Sampai kapan harus menunggu adiknya mendapatkan pekerjaan. Sedangkan dia terlalu pemilih. Kerja ini nggak mau, kerja itu, nggak sanggup.
"Iya, lagi-"
"Wahhh. Luar biasa kamu, Mas! Aku bekerja pontang panting bantuin keuanganmu. Kamu malah seenaknya menambah benalu di rumah ini?" Kupotong ucapannya. Biarkan saja dia berpikir aku tidak sopan.
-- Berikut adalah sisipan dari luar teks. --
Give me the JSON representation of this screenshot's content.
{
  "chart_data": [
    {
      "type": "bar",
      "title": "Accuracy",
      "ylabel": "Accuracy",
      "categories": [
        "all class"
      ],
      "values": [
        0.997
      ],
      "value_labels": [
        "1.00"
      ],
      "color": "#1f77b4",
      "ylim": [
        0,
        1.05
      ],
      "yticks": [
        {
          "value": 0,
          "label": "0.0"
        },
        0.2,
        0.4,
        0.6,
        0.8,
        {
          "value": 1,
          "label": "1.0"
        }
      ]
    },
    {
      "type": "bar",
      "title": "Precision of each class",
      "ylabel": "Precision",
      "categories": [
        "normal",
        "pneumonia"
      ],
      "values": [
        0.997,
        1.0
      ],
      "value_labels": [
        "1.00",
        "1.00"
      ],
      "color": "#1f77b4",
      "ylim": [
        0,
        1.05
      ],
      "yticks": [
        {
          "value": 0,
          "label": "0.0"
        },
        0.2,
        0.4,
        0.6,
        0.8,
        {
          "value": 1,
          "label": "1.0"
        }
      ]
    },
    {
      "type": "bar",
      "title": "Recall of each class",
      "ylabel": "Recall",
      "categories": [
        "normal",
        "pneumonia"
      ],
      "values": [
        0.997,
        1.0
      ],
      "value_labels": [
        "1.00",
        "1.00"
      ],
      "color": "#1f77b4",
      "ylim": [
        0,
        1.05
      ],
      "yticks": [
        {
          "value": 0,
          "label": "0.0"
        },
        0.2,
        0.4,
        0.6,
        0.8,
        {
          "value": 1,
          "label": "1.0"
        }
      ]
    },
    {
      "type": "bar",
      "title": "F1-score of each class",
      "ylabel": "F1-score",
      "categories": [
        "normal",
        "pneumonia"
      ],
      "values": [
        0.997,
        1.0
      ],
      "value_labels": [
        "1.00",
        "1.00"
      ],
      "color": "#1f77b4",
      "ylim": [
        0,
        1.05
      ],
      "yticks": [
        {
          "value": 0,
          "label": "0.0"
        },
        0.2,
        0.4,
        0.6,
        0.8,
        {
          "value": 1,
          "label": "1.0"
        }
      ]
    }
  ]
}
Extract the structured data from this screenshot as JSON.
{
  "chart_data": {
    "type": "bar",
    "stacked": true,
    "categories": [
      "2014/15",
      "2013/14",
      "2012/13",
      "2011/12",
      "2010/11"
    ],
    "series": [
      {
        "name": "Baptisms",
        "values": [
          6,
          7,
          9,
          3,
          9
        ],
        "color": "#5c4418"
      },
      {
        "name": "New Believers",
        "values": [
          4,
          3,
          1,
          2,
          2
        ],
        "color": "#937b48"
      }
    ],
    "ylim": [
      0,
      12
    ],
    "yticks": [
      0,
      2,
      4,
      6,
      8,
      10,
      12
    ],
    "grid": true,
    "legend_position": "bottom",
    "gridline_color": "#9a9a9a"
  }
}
Siapa suruh mendatangkan adiknya tanpa meminta pendapat padaku dulu.
"Mel, Rama adikku, bukan benalu!" protesnya. Wajahnya sudah sedikit tegang. Mungkin akan marah lagi. Biar saja, aku tidak takut.
Jika sudah menyangkut adiknya seperti ini. Selalu saja berujung dengan pertengkaran.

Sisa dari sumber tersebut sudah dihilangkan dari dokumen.